US FDA plans to ease market entry of generic drugs
Mumbai: The US Food and Drug Administration (FDA) is working to lift certain barriers that delay entry of generic drugs into the market, as part its efforts to provide affordable medicines to patients, said FDA commissioner Scott Gottlieb in an official blog on Wednesday.
The move is likely to benefit Indian generic drug makers that supply a large chuck of their products to the US market. For leading pharmaceutical companies like Sun Pharmaceutical Industries Ltd, Dr. Reddy’s Laboratories Ltd and Lupin Ltd, the US accounts for nearly half of the total revenue.
“Too many patients are being priced out of the medicines they need. While FDA doesn’t have a direct role in drug pricing, we can take steps to help address this problem by facilitating increased competition in the market for prescription drugs through the approval of lower-cost, generic medicines,” said Gottlieb.

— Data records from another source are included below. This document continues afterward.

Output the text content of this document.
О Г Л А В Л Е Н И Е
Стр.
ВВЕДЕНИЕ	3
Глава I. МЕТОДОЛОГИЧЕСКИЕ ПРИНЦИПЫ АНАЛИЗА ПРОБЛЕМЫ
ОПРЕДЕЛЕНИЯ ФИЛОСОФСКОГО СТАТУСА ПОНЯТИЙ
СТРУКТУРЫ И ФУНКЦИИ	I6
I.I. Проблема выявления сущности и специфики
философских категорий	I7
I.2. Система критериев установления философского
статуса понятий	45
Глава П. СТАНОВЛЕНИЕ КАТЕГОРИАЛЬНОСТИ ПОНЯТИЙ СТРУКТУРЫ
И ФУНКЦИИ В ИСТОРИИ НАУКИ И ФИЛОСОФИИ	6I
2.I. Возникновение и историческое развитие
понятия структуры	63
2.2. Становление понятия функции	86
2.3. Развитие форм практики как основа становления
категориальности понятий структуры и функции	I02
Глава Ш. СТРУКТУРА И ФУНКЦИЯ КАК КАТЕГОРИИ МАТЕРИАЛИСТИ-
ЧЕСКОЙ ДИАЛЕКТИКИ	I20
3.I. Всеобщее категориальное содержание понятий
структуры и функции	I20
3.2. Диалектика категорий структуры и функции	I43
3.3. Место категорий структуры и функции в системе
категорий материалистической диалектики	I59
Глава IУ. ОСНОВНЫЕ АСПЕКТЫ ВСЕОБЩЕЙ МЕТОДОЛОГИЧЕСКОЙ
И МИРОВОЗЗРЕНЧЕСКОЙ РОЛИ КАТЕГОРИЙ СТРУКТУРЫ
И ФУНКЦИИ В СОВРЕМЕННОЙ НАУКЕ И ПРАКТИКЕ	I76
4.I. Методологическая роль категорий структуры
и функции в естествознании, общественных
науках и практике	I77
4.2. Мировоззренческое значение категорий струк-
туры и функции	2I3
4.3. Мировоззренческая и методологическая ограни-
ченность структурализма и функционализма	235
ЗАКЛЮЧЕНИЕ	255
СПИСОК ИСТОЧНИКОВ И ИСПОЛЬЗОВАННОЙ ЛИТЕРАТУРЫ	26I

The development comes in the backdrop of US President Donald Trump and lawmakers’ emphasis on reducing medicine prices in the country. According to a Bloomberg report last week, the Trump administration is preparing an executive order aimed at lowering US drug costs.
Gottlieb said the US FDA is working on a Drug Competition Action Plan and in this regard it intends to hold a public meeting on 18 July to solicit inputs on places where FDA’s rules are being used in ways that may create obstacles to generic drugs access instead of ensuring competition.

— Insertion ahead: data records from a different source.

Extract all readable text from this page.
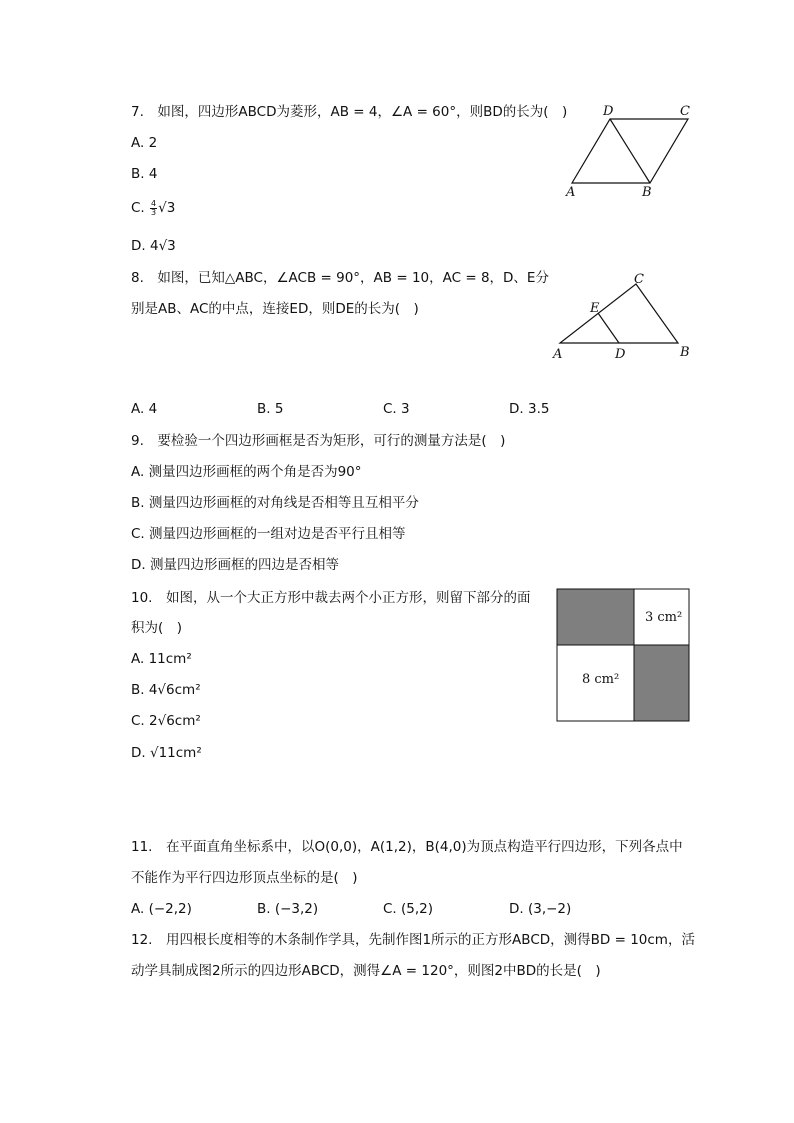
7.　如图，四边形ABCD为菱形，AB = 4，∠A = 60°，则BD的长为(　)
A. 2
B. 4
C. $\frac{4}{3} √3$
D. 4√3
D	C
A	B
8.　如图，已知△ABC，∠ACB = 90°，AB = 10，AC = 8，D、E分
别是AB、AC的中点，连接ED，则DE的长为(　)
C
E
A	D	B
A. 4	B. 5	C. 3	D. 3.5
9.　要检验一个四边形画框是否为矩形，可行的测量方法是(　)
A. 测量四边形画框的两个角是否为90°
B. 测量四边形画框的对角线是否相等且互相平分
C. 测量四边形画框的一组对边是否平行且相等
D. 测量四边形画框的四边是否相等
10.　如图，从一个大正方形中裁去两个小正方形，则留下部分的面
积为(　)
A. 11cm²
B. 4√6cm²
C. 2√6cm²
D. √11cm²
3 cm²
8 cm²
11.　在平面直角坐标系中，以O(0,0)，A(1,2)，B(4,0)为顶点构造平行四边形，下列各点中
不能作为平行四边形顶点坐标的是(　)
A. (−2,2)	B. (−3,2)	C. (5,2)	D. (3,−2)
12.　用四根长度相等的木条制作学具，先制作图1所示的正方形ABCD，测得BD = 10cm，活
动学具制成图2所示的四边形ABCD，测得∠A = 120°，则图2中BD的长是(　)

Over the last decade alone, generic drugs have saved the US healthcare system about $1.67 trillion, the commissioner said in the blog. The US regulator has observed that innovator companies use certain regulatory norms to delay or block entry of generic drugs in the market and is looking to modify such rules.
“We know that sometimes our regulatory rules might be ‘gamed’ in ways that may delay generic drug approvals beyond the time frame the law intended, in order to reduce competition. We are actively looking at ways our rules are being used and, in some cases, misused,” Gottlieb said.

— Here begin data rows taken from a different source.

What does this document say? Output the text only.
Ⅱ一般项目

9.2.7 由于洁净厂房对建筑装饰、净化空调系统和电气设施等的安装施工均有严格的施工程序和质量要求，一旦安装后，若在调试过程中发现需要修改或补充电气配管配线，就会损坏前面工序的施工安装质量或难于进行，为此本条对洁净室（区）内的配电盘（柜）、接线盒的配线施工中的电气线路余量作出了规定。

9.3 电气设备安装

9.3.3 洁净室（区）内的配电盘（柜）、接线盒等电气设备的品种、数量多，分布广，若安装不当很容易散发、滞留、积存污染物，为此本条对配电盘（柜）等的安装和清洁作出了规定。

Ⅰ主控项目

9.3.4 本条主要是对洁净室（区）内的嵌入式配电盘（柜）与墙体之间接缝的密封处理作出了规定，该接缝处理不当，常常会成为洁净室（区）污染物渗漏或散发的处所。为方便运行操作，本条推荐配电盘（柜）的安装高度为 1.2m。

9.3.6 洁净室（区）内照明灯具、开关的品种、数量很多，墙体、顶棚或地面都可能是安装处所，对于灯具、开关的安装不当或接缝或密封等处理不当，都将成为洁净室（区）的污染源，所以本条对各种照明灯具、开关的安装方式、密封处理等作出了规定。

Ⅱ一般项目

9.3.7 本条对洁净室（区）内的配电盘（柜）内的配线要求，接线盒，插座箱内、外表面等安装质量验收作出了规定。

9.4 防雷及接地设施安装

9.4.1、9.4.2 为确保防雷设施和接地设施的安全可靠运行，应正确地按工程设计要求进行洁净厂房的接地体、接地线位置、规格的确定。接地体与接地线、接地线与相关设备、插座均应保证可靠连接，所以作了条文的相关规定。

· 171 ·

He said one example of such gaming is the increasing unavailability of certain branded products for comparative testing. To perform the studies required to develop a generic alternative to a branded drug, a generic sponsor generally needs 1,500 to 3,000 doses of the originator drug.
“I understand that generic sponsors are willing to buy these products at fair market value; but, in some cases, branded companies may be using regulatory strategies or commercial techniques to deliberately try to block a generic company from getting access to testing samples,” he said.
Besides limiting access to testing samples, some branded companies may be using the statutory default requirement to have a single shared Risk Evaluation and Mitigation Strategy (REMS) across both the branded and generic versions of a drug as a way to block generic entry, Gottlieb said.
The drug regulator is also looking to coordinate with the Federal Trade Commission (FTC) in identifying and publicising anti-competitive practices.